Kitten Not Eating in San Jose — When to Worry

A kitten that stops eating is not the same as an adult cat that skips a meal. Kittens have tiny energy reserves and can develop dangerously low blood sugar in under 12 hours. This page covers when a kitten not eating is a same-day vet visit, what we look for, and what to do at home if you have to wait until morning to be seen.

Why kittens are a special case

Kittens under 16 weeks old run out of glucose stores fast. A kitten that has not eaten in 12 hours can develop hypoglycemia (low blood sugar), which causes weakness, wobbliness, cold extremities, and in severe cases seizures or coma. Kittens also dehydrate faster than adults. The under-4-pounds, under-4-months window is the highest risk.

Common reasons kittens stop eating

Recent rehoming stress, an upper respiratory infection (very common — sneezing, runny eyes, congestion), parasites (roundworms, coccidia, giardia), foreign body ingestion (string, hair ties, ribbon — kittens love these and they are the most dangerous toys in the house), dental pain from baby teeth issues, panleukopenia virus (rare but deadly — usually unvaccinated kittens), and food aversion when an owner switches food too quickly.

What is an emergency vs urgent

Same-day emergency: kitten is also vomiting, weak, cold, having seizures, or has a string visible from the mouth or anus (do not pull on it). Same-day urgent: not eating for more than 12 hours in a kitten under 4 months, or 24 hours in a kitten 4 to 12 months. If your kitten is bright, playful, and just turned their nose up at one meal, watch for a few hours, but if anything else is off, come in.

What we do at the visit

Hands-on exam, weight, hydration check, glucose check (especially in tiny kittens), temperature, check the mouth, abdominal palpation. Workup may include fecal testing for parasites, a quick respiratory panel if congestion is present, X-rays if a foreign body is suspected, and bloodwork if the kitten is sick or weak.
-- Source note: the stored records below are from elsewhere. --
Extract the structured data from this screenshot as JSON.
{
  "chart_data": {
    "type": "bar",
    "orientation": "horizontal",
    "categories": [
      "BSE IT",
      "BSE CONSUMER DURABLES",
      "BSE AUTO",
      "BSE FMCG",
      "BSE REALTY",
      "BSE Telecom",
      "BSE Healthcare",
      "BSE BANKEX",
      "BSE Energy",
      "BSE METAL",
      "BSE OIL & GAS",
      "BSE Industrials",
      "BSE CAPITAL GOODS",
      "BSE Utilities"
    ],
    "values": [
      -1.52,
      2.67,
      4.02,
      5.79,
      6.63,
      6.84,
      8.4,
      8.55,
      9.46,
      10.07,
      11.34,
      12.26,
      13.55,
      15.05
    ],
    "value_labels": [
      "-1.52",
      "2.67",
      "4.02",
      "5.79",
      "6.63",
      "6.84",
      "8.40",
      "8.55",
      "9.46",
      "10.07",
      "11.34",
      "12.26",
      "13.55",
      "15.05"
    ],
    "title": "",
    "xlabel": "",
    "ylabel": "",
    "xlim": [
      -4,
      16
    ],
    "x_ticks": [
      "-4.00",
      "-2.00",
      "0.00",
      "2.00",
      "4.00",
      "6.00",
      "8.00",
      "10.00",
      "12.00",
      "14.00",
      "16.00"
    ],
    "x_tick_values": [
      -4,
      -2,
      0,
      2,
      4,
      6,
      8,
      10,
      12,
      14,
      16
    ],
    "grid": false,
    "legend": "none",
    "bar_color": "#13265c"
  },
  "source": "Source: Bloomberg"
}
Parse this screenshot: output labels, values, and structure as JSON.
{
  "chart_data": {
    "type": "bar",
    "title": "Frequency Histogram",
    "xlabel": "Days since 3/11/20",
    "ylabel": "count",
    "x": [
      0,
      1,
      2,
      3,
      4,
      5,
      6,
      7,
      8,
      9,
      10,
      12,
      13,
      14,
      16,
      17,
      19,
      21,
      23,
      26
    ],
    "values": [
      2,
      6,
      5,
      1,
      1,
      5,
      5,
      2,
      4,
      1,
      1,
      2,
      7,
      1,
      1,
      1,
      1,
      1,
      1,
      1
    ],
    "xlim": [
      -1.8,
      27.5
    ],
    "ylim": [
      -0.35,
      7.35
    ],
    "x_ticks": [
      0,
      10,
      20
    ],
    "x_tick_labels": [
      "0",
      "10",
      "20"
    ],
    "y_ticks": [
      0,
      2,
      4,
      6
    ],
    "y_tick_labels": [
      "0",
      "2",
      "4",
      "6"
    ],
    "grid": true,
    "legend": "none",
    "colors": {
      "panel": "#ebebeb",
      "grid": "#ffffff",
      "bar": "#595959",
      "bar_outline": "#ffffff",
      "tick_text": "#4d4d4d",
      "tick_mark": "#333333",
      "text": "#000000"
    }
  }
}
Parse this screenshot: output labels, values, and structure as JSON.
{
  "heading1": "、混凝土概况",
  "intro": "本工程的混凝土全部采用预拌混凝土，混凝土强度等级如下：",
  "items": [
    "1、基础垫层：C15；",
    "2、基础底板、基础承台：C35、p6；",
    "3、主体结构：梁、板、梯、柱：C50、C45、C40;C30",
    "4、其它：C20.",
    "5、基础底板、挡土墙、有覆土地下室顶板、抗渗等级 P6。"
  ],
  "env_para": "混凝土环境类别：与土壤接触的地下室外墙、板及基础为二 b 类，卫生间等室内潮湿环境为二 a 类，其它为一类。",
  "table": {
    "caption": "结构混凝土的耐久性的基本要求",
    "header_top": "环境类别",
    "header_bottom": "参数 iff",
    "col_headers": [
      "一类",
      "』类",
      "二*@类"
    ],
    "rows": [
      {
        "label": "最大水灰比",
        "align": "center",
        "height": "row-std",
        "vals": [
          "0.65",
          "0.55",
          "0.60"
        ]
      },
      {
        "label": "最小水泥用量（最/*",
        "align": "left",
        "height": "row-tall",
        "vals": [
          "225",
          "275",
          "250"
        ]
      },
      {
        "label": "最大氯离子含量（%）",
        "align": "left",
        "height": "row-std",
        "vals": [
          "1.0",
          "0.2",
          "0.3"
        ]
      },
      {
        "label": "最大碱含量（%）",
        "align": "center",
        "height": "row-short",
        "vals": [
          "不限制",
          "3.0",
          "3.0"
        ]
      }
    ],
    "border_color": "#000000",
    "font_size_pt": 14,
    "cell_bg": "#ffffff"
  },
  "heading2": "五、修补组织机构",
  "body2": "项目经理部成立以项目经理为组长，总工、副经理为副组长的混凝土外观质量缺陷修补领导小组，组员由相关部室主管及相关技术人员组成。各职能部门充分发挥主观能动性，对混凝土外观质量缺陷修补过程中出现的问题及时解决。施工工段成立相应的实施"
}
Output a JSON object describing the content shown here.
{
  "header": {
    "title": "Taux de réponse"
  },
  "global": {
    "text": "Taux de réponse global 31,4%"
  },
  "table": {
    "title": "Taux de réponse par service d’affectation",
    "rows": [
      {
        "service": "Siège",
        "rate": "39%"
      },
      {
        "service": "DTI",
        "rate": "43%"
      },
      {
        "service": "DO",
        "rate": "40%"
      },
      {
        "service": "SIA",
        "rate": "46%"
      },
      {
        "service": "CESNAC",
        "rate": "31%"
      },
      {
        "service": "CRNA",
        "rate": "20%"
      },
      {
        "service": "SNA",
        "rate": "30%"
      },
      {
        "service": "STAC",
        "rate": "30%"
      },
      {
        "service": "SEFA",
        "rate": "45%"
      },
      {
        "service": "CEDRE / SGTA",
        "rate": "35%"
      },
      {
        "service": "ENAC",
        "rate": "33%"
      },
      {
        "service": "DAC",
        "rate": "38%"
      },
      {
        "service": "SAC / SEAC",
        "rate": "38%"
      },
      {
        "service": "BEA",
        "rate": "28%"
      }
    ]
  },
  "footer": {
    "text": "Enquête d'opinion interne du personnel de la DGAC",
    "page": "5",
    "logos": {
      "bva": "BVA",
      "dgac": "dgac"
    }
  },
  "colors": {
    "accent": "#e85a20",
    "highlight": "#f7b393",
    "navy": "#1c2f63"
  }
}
Treatment can include glucose support, fluids, dewormers, anti-nausea medication, syringe-feeding plan, and clear home instructions.

What to do before you come in

Try warming the food (smelly is appealing — warm wet food, plain meat baby food without onion or garlic, or a strong-smelling kitten food). Offer it on a flat plate not a deep bowl. If the kitten is weak, rub a tiny bit of corn syrup or honey on the gums on the way to the vet — do not force it down. Bring any string, ribbon, or toys you suspect they may have eaten. Bring a fresh stool sample if you have one.

Walk in to ArchVet

Winchester is open until 10 PM daily and accepts walk-in sick kittens. Call (669) 230-5034 on the way. South San Jose handles scheduled appointments Tue through Sun for Almaden, Blossom Hill, and Santa Teresa families. New kitten visits and exams are also available.

Local San Jose veterinary access

This page is written as a separate crawlable route for Kitten Not Eating in San Jose — When to Worry. ARCH Veterinary Services uses location-specific content, internal service links, FAQ copy, and VeterinaryCare schema so search engines and pet owners can understand this page before JavaScript loads. The Winchester hospital at 824 N Winchester Blvd supports walk-in urgent care, emergency visits, surgery, CT imaging, X-ray, ultrasound, and lab testing until 10 PM daily. The South San Jose hospital at 6207 Santa Teresa Blvd supports wellness, dentistry, surgery planning, senior pet care, exotic pets, and same-day urgent visits Tuesday through Sunday. Together, these two San Jose locations serve Willow Glen, Almaden Valley, Santa Teresa, Blossom Hill, West San Jose, Campbell, Cupertino, Los Gatos, Santa Clara, Sunnyvale, Morgan Hill, and nearby South Bay neighborhoods. Owners can use this route to compare the closest location, confirm phone numbers and hours, understand whether a walk-in visit is appropriate, and move to related service pages for dental care, diagnostics, urgent care, surgery, wellness, or emergency support. The content is intentionally different from the homepage and from the other location pages so local search results can match the exact San Jose neighborhood and service intent.

Frequently asked questions

How long can a kitten safely go without eating?

Kittens under 4 months should not go more than 12 hours without food. Older kittens (4 to 12 months) up to 24 hours. Anything longer is a same-day vet visit.

Why is my kitten eating less but seems okay?

Common reasons include stress from a new home, a mild upper respiratory infection, intestinal parasites, or a recent food change. Even mild cases warrant a vet check in young kittens because they crash fast.

What if my kitten ate a string?

This is an emergency. Do not pull on any string visible from the mouth or anus. Drive to the vet immediately — string foreign bodies in cats can cut through the intestines.

Can I give my kitten people food to tempt them?

Plain warm meat baby food (no onion or garlic) is okay short-term. Avoid milk, cheese, and anything seasoned. Get them seen if they will not eat anything.